The Lincoln Project implodes amid internal strife and scandals

Also announced their departures on Friday, spokesman Kurt Bardella and Nayyera Haq, who was hosting an online program for the organization. Tom Nichols, a columnist and professor of foreign affairs, announced on Twitter that he was stepping down as an unpaid consultant. Jennifer Horn, a senior figure in the organization, resigned earlier this month due to the way the Lincoln Project handled Weaver’s allegations.

Ron Steslow and Mike Madrid, two other leaders, left in December. George Conway, a former Lincoln Project employee and husband of former Trump adviser Kellyanne Conway, also left the group.

The Lincoln Project, made up of current and former Republican strategists who were vehemently opposed to Trump, was successful during the 2020 elections. and raised more than $ 87 million in donations. Its senior officials – including Florida-based agent Rick Wilson and Schmidt – have become regulars on cable news.

But the downfall of the organization was rapid. The New York Times reported on January 31 that more than 20 men accused Weaver, 61, who served as a strategist for the late Arizona Senator John McCain and later served in the 2016 presidency of former Ohio Governor John Kasich offering , sexual harassment through online messaging. In the days that followed, questions intensified about when Project Lincoln leaders learned of the accusations and what they did to resolve them.

People familiar with the organization’s internal dynamics say that specific complaints about Weaver’s conduct were brought to managers in the summer of 2020, although Schmidt rejected those claims. In his statement on Friday night, Schmidt said he “learned of John Weaver’s inappropriate conduct with an underage boy in January”.

The Lincoln Project released a statement earlier this week saying it was hiring “a best outside professional to review Mr. Weaver’s management at the organization”.

Weaver, who is married, has a wife and two children, acknowledged having sent “inappropriate” messages to men.
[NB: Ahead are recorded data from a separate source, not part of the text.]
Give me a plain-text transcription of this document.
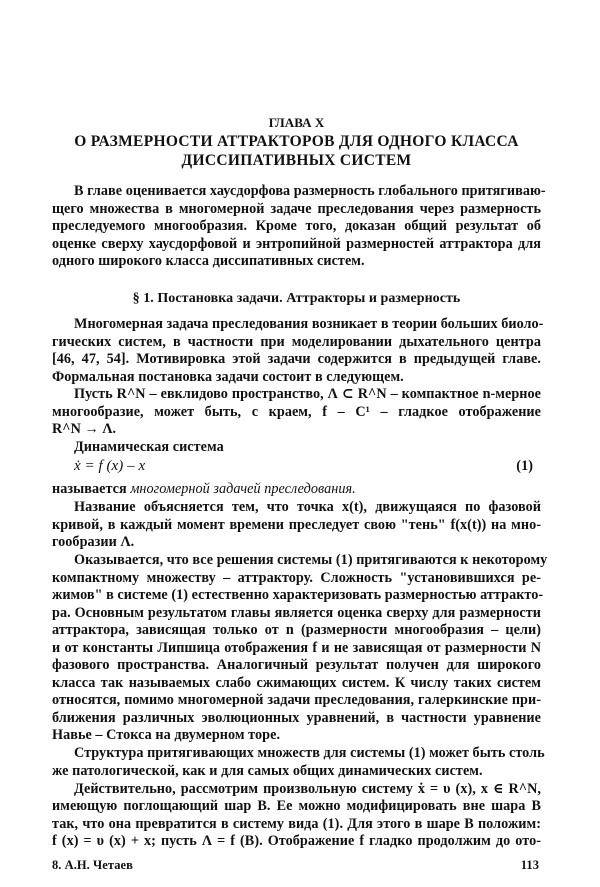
ГЛАВА X
О РАЗМЕРНОСТИ АТТРАКТОРОВ ДЛЯ ОДНОГО КЛАССА
ДИССИПАТИВНЫХ СИСТЕМ
В главе оценивается хаусдорфова размерность глобального притягиваю-
щего множества в многомерной задаче преследования через размерность
преследуемого многообразия. Кроме того, доказан общий результат об
оценке сверху хаусдорфовой и энтропийной размерностей аттрактора для
одного широкого класса диссипативных систем.
§ 1. Постановка задачи. Аттракторы и размерность
Многомерная задача преследования возникает в теории больших биоло-
гических систем, в частности при моделировании дыхательного центра
[46, 47, 54]. Мотивировка этой задачи содержится в предыдущей главе.
Формальная постановка задачи состоит в следующем.
Пусть R^N – евклидово пространство, Λ ⊂ R^N – компактное n-мерное
многообразие, может быть, с краем, f – C¹ – гладкое отображение
R^N → Λ.
Динамическая система
ẋ = f (x) – x	(1)
называется многомерной задачей преследования.
Название объясняется тем, что точка x(t), движущаяся по фазовой
кривой, в каждый момент времени преследует свою "тень" f(x(t)) на мно-
гообразии Λ.
Оказывается, что все решения системы (1) притягиваются к некоторому
компактному множеству – аттрактору. Сложность "установившихся ре-
жимов" в системе (1) естественно характеризовать размерностью аттракто-
ра. Основным результатом главы является оценка сверху для размерности
аттрактора, зависящая только от n (размерности многообразия – цели)
и от константы Липшица отображения f и не зависящая от размерности N
фазового пространства. Аналогичный результат получен для широкого
класса так называемых слабо сжимающих систем. К числу таких систем
относятся, помимо многомерной задачи преследования, галеркинские при-
ближения различных эволюционных уравнений, в частности уравнение
Навье – Стокса на двумерном торе.
Структура притягивающих множеств для системы (1) может быть столь
же патологической, как и для самых общих динамических систем.
Действительно, рассмотрим произвольную систему ẋ = υ (x), x ∈ R^N,
имеющую поглощающий шар B. Ее можно модифицировать вне шара B
так, что она превратится в систему вида (1). Для этого в шаре B положим:
f (x) = υ (x) + x; пусть Λ = f (B). Отображение f гладко продолжим до ото-
8. А.Н. Четаев	113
Then, on Thursday, the Associated Press reported that more than half of the organization’s funding had been directed to consulting firms that were controlled by Project Lincoln employees – a huge sum that fueled accusations that the leaders got rich. The crisis intensified later in the day, when the Lincoln Project’s Twitter feed posted screenshots of private messages online between Horn and Amanda Becker, a reporter for 19º News that had been working on an article about the organization’s work culture.
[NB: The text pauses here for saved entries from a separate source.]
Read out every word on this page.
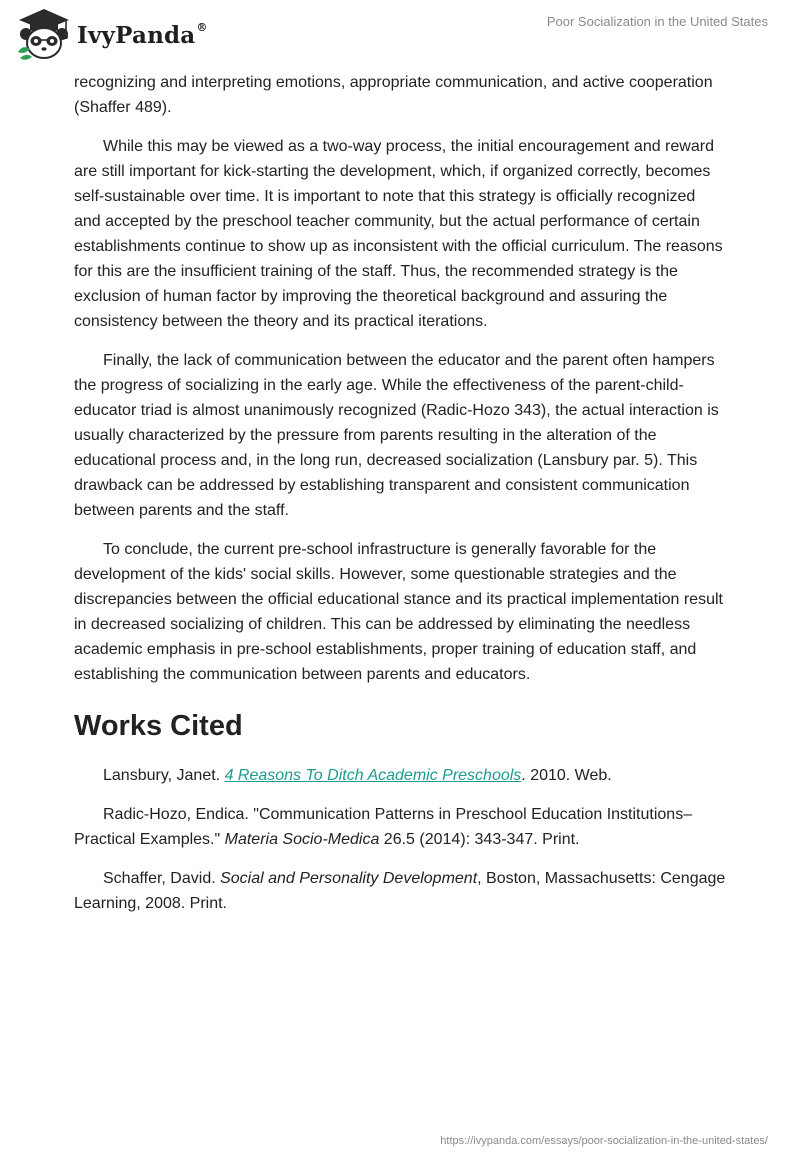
IvyPanda®	Poor Socialization in the United States

recognizing and interpreting emotions, appropriate communication, and active cooperation (Shaffer 489).

While this may be viewed as a two-way process, the initial encouragement and reward are still important for kick-starting the development, which, if organized correctly, becomes self-sustainable over time. It is important to note that this strategy is officially recognized and accepted by the preschool teacher community, but the actual performance of certain establishments continue to show up as inconsistent with the official curriculum. The reasons for this are the insufficient training of the staff. Thus, the recommended strategy is the exclusion of human factor by improving the theoretical background and assuring the consistency between the theory and its practical iterations.

Finally, the lack of communication between the educator and the parent often hampers the progress of socializing in the early age. While the effectiveness of the parent-child-educator triad is almost unanimously recognized (Radic-Hozo 343), the actual interaction is usually characterized by the pressure from parents resulting in the alteration of the educational process and, in the long run, decreased socialization (Lansbury par. 5). This drawback can be addressed by establishing transparent and consistent communication between parents and the staff.

To conclude, the current pre-school infrastructure is generally favorable for the development of the kids' social skills. However, some questionable strategies and the discrepancies between the official educational stance and its practical implementation result in decreased socializing of children. This can be addressed by eliminating the needless academic emphasis in pre-school establishments, proper training of education staff, and establishing the communication between parents and educators.

Works Cited

Lansbury, Janet. 4 Reasons To Ditch Academic Preschools. 2010. Web.

Radic-Hozo, Endica. "Communication Patterns in Preschool Education Institutions–Practical Examples." Materia Socio-Medica 26.5 (2014): 343-347. Print.

Schaffer, David. Social and Personality Development, Boston, Massachusetts: Cengage Learning, 2008. Print.

https://ivypanda.com/essays/poor-socialization-in-the-united-states/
Lincoln Project excluded the screenshot, but not before provoking an intense reaction. Schmidt apologized for the episode in his statement, saying, “It is my job as a senior leader to accept responsibility for the tremendous error of judgment in releasing” the messages.
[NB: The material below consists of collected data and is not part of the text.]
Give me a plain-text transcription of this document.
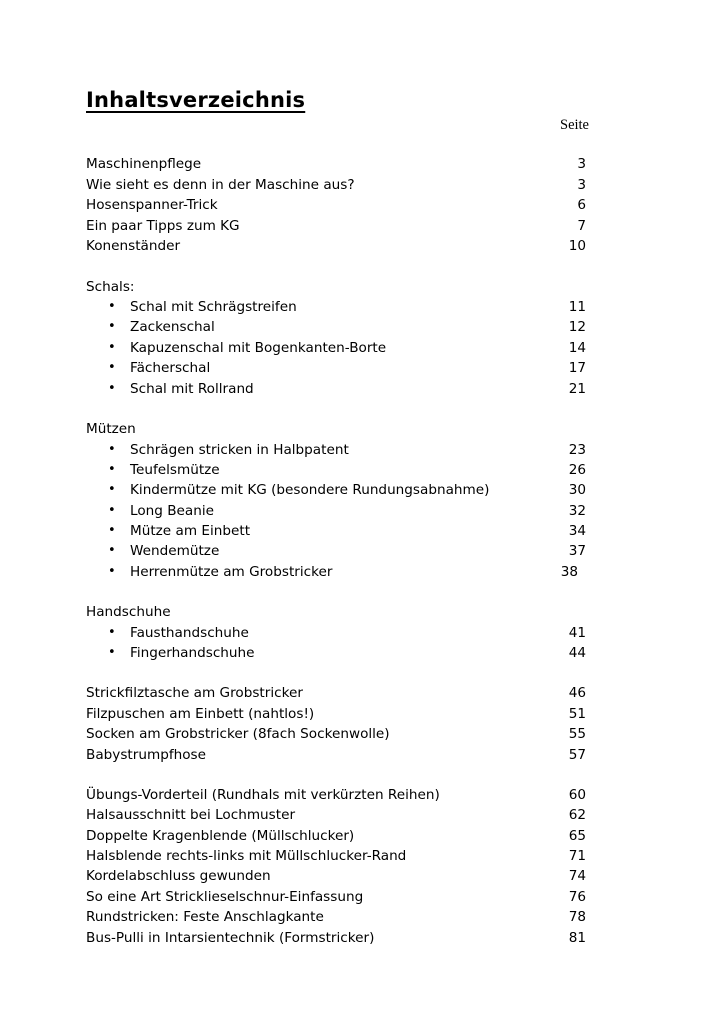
Inhaltsverzeichnis
Seite
Maschinenpflege	3
Wie sieht es denn in der Maschine aus?	3
Hosenspanner-Trick	6
Ein paar Tipps zum KG	7
Konenständer	10
Schals:
• Schal mit Schrägstreifen	11
• Zackenschal	12
• Kapuzenschal mit Bogenkanten-Borte	14
• Fächerschal	17
• Schal mit Rollrand	21
Mützen
• Schrägen stricken in Halbpatent	23
• Teufelsmütze	26
• Kindermütze mit KG (besondere Rundungsabnahme)	30
• Long Beanie	32
• Mütze am Einbett	34
• Wendemütze	37
• Herrenmütze am Grobstricker	38
Handschuhe
• Fausthandschuhe	41
• Fingerhandschuhe	44
Strickfilztasche am Grobstricker	46
Filzpuschen am Einbett (nahtlos!)	51
Socken am Grobstricker (8fach Sockenwolle)	55
Babystrumpfhose	57
Übungs-Vorderteil (Rundhals mit verkürzten Reihen)	60
Halsausschnitt bei Lochmuster	62
Doppelte Kragenblende (Müllschlucker)	65
Halsblende rechts-links mit Müllschlucker-Rand	71
Kordelabschluss gewunden	74
So eine Art Stricklieselschnur-Einfassung	76
Rundstricken: Feste Anschlagkante	78
Bus-Pulli in Intarsientechnik (Formstricker)	81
Funders for the Lincoln Project began to distance themselves. Senate Majority PAC, the leading external Democratic group focused on Senate disputes, and Majority Forward, an affiliated nonprofit, donated $ 1.9 million to the Lincoln Project in October, at the height of the election. The Lincoln Project had been spending on ads against Republican senators, including in critical disputes in South Carolina and Maine.

JB Poersch, Senate Majority PAC president, said in a statement that his organization would not work with Project Lincoln in the future amid allegations of harassment and other offenses that have emerged.

“In October 2020, Senate Majority Pac and Majority Forward supplemented a small set of Lincoln Project ads in the Senate’s campaign states,” said Poersch in the statement. “Current claims about the Lincoln Project operation raise alarming questions. Given the weight of these claims, SMP will not work with Lincoln Project in the future.”

James Arkin contributed to this report.